Nintendo has not been doing well at all in the last iterations of the Console Wars. Ever since the Wii emerged and provided a thoroughly exciting gimmick, the whole company has been on a downward spiral ever since. There's some fresh hope for the company in its mobile / console hybrid known as the Nintendo Switch, and new word from the Federal Communications Commission (FCC) gives us some insight on what's coming up from this system.
While we've known about the system for some time, and a complete event will offer up more information about it on January 12, the new reports from the FCC paint an unusual picture of this new device, at least as far as its connectivity goes. While the new system will have Bluetooth connectivity, it will have neither 3G nor LTE connectivity, instead focusing solely on Wi-Fi.
Here, its focus is not only clear but downright impressive; where the Wii U used a b/g/n Wi-Fi connection, the Switch steps up to Wi-Fi ac.
Further, battery options will be limited; the FCC report noted a non-removable battery.
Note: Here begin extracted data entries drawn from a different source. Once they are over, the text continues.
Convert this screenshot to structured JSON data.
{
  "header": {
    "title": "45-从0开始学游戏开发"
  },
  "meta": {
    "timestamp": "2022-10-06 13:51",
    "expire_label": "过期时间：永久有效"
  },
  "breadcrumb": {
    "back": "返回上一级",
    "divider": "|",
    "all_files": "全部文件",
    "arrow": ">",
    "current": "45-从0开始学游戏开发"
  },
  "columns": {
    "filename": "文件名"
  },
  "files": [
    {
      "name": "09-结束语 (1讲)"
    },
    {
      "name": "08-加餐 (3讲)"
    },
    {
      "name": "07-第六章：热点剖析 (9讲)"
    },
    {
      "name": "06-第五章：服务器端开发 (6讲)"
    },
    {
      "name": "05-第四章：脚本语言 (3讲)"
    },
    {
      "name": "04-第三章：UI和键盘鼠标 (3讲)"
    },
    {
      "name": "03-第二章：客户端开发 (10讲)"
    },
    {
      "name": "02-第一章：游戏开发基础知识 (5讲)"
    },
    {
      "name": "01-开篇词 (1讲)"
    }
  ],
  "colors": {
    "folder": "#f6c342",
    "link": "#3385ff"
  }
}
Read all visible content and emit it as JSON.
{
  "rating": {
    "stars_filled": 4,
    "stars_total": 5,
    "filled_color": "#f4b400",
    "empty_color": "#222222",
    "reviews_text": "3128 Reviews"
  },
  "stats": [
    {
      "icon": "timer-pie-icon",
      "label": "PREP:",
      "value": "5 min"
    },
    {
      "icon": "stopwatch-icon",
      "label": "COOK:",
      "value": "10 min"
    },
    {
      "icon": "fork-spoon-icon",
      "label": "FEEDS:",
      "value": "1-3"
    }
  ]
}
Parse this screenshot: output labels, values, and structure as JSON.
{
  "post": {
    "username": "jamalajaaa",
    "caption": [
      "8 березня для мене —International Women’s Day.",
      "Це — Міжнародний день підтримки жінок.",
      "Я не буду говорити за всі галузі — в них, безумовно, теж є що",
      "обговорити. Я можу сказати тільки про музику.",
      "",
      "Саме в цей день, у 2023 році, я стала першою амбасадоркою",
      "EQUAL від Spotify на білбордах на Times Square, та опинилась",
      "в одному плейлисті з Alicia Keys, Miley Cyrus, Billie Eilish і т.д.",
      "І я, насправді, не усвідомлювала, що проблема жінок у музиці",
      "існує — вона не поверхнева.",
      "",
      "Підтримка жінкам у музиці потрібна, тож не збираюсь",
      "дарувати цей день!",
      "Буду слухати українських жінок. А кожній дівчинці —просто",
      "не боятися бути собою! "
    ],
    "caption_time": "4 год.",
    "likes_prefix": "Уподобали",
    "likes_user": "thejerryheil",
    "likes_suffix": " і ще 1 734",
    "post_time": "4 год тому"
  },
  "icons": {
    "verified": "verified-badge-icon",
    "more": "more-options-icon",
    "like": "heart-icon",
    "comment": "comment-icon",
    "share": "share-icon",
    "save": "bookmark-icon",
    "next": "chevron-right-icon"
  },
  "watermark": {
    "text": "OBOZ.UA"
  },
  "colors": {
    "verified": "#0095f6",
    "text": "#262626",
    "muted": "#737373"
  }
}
While that's somewhat good news, suggesting that the battery will be charged in the controller, it also removes the option of taking it out and replacing it with a bigger, better battery later. It also poses some unpleasant connotations for what happens when the battery ultimately dies after too many recharges, read, users will have to buy a whole new controller instead of just replacing a battery.
Several other rumors around the system remain unconfirmed either way. The possibility of GameCube emulation, for example, is still potentially on the table as three such games—Super Smash Bros Melee, Super Mario Sunshine and Luigi's Mansion, specifically—have reportedly been tested to run on the system and have been found working. Further word suggests the Switch might be light on power again, working with a maximum graphics processing unit (GPU) clock speed of 768 MHz, putting it substantially behind even this generation's hardware; the Xbox One, for example, boasts an 853 MHz GPU clock speed.
Naturally, the rumors are still rumors and will so remain until word from Nintendo straightens things out. The early word isn't exactly positive; releasing a system into a market that's about to see upgrades—Project Scorpio is expected to release in late 2017, and some word about the PlayStation 5 suggests 2018 may be on line, though that's all shaky right now—could be yet another disaster for Nintendo.
Given that Nintendo's losing much of its mobile advantage to smartphones and the console market to Microsoft and Sony, Nintendo needs to find some winners somewhere or risk ending up like Sega. That advantage may be tough to find, but it will need it nonetheless.